Rudy’s wind-up motion was grinding down to the last few turns of the key. His scream broke up into a grotesque parody of the beepers shrill, steady pulse, out of phase and painfully distorting. The meat of his shoulders went soft and spongy under Joseph’s hands. Joseph gripped them harder, pushing Rudy against the pole. Something snapped, and Joseph’s fingers tore through the fabric of Rudy’s shirt, sinking to the hilt in writhing, rotting meat and muscle. Thick clouds of sickly green vapor spewed hissing from the punctured flesh. Rudy’s eyes exploded suddenly like tiny pus-filled water balloons.

Joseph screamed, finally able to stand it no more, slipping helplessly over the edge into madness. He jerked his hands away frantically. Rudy stuck to them. A thin animal squeal ripped itself from Joseph’s throat; Rudy flapped and flopped at the ends of his arms as Joseph tried desperately to shake the body loose.

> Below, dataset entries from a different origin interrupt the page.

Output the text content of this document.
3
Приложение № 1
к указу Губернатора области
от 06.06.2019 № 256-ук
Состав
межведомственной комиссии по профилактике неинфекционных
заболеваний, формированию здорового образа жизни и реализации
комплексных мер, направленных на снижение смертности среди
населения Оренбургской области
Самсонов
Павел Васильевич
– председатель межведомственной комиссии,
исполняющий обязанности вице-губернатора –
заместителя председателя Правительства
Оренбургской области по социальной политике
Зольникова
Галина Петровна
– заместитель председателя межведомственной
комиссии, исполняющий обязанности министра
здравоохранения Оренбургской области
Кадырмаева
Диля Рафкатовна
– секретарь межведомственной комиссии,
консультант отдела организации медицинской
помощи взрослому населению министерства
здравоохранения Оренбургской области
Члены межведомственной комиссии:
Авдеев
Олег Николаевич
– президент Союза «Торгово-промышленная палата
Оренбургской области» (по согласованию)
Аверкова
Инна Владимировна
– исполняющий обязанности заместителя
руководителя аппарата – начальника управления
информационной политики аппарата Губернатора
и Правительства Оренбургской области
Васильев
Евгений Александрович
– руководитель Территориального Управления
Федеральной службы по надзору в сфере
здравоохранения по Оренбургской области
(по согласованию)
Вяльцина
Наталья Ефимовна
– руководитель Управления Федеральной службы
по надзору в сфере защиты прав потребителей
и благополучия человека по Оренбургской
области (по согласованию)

and all was fire, all was pain, raw fear and madness spiraling upward and echoing back as his soul crisped and rolled and fell, like a shooting star, across endless plains of molten fire where the countless writhing hordes of the damned paused in their suffering to applaud the spectacle blazing through the vaulted heavens above them; fatting, falling, the tormentors jeering and pointing with long, crooked fingers as the dying soul of Rudy Pasko arced headfirst into oblivion

Rudy finally came loose with a sputtering sound, slapping back against the pole and then slithering down its length like a warm stick of butter. Death rattled in his throat, a stopwatch ticking off the final seconds with pitiless precision. His moldering hands clenched and unclenched in a farewell spasm as he folded up on the floor, settling into himself like freshly mixed batter.